Several economic theories of the first half of the 19th century were influenced by Romanticism, most notably those developed by Adam Müller, Simonde de Sismondi, Johann Gottlieb Fichte and Thomas Carlyle. Michael Löwy and Robert Sayre first formulated their thesis about Romanticism as an anti-capitalist and anti-modernist worldview in a 1984 article called "Figures of Romantic Anti-capitalism".[1] Romantic anti-capitalism was a wide spectrum of opposition to capitalism, ultimately tracing its roots back to the Romantic movement of the early 19th century, but acquiring a new impetus in the latter part of the 19th century.[1]
Vladimir Lenin had written already in 1897 that "the wishes of the romanticists are very good (as are those of the Narodniks). Their recognition of the contradictions of capitalism places them above the blind optimists who deny the existence of these contradictions."[2]
Karl Marx in 1868 also considered Romanticism to have been the first historical trend of opposition to capitalism, to be followed by the trend of socialism: "The first reaction against the French Revolution and the period of Enlightenment bound up with it was naturally to see everything as mediaeval and Romantic, even people like Grimm are not free from this. The second reaction is to look beyond the Middle Ages into the primitive age of each nation, and that corresponds to the socialist tendency, although these learned men have no idea that the two have any connection."[3][4]

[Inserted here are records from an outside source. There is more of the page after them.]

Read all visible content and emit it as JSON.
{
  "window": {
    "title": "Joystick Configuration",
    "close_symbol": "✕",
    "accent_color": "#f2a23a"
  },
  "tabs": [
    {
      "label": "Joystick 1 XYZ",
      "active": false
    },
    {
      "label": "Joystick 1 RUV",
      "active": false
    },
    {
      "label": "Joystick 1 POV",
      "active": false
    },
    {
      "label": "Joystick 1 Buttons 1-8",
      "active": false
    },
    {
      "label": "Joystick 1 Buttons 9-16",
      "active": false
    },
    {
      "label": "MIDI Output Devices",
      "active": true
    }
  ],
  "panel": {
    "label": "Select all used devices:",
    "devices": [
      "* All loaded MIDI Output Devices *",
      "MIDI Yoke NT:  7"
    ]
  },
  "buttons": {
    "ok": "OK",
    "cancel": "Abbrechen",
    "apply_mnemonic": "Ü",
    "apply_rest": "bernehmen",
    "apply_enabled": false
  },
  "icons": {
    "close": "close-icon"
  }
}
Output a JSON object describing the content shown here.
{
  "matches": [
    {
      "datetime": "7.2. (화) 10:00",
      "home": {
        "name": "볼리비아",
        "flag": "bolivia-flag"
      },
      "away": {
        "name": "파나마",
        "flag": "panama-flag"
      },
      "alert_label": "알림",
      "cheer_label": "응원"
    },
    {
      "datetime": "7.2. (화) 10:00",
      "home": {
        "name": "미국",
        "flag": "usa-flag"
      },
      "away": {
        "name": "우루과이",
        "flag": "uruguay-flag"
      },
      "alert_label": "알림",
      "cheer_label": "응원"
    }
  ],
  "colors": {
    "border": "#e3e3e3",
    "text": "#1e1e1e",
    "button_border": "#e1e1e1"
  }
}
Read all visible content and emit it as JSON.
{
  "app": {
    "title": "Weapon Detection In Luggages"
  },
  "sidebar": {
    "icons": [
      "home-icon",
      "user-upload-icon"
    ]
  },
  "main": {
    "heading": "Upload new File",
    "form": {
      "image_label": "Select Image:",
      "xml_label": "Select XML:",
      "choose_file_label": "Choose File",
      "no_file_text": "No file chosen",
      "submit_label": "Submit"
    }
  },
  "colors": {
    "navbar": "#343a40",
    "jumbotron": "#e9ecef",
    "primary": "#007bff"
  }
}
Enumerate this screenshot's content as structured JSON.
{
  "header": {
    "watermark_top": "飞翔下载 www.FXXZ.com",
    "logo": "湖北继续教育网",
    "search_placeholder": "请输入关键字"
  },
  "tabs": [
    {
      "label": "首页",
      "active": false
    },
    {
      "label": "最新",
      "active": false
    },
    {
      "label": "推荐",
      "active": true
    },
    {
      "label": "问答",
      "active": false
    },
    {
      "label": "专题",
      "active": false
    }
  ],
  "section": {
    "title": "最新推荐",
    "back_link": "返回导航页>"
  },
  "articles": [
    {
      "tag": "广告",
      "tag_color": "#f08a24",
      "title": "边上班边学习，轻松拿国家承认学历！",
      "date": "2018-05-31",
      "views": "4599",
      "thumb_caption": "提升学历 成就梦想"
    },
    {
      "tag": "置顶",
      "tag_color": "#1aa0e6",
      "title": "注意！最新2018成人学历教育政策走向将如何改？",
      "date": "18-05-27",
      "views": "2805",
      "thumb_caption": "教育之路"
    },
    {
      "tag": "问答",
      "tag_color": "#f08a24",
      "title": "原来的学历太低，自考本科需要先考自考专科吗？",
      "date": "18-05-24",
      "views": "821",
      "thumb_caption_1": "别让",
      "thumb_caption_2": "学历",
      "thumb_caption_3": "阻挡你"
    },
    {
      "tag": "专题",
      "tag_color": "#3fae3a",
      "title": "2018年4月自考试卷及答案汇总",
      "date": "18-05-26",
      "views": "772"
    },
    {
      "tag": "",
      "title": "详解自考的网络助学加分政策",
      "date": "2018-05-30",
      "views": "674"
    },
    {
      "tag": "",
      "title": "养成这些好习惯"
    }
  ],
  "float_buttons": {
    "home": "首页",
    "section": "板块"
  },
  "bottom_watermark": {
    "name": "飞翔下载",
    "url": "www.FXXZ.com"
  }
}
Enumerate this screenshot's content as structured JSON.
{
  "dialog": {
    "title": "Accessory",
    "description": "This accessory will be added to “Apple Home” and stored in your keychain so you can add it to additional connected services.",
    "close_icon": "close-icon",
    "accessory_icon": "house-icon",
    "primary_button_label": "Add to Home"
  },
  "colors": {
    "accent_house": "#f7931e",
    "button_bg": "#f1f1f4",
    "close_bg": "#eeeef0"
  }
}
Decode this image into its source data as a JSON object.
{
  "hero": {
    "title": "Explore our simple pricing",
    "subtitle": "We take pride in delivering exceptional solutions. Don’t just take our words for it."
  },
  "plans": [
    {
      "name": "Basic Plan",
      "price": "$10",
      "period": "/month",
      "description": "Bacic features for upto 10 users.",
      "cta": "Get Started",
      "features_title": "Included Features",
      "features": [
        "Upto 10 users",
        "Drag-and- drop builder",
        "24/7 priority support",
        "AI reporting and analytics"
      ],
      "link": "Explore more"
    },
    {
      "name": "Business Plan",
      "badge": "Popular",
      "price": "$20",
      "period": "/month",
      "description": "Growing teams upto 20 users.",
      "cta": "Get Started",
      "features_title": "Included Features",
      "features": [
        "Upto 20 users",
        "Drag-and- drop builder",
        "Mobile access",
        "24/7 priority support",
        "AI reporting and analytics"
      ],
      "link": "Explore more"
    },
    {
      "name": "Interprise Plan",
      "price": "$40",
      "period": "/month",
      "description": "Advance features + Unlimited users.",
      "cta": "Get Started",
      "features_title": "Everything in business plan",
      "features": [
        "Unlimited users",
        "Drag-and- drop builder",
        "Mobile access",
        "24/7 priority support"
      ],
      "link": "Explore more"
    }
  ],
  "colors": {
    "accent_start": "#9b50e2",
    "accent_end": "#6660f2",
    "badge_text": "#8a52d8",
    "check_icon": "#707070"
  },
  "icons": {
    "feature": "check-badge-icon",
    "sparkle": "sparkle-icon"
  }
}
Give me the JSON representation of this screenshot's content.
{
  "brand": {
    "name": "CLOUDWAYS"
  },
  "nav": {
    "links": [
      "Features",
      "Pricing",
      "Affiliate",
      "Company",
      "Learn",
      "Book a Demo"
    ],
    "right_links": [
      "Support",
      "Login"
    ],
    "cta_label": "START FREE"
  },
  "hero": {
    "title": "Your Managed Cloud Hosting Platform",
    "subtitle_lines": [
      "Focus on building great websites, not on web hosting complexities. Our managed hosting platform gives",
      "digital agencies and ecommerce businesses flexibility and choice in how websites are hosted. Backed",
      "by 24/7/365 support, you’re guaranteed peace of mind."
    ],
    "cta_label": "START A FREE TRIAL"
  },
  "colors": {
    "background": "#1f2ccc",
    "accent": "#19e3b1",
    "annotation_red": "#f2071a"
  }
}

Considering Romanticism as a reflection of the age beginning after the French Revolution and its inherent social contradictions, Marx and Engels distinguished between "revolutionary Romanticism", which rejected capitalism and was striving towards the future, and Romantic criticism of capitalism from the point of view of the past. They also differentiated between the Romantic writers who idealized the feudal social system: they valued those whose works concealed democratic and critical elements under a veneer of reactionary utopias, and criticized the "reactionary Romantics", whose sympathies for the past amounted to a defense of the interests of the nobility. Marx and Engels were especially fond of the works of such revolutionary romantics as Byron and Shelley.[5]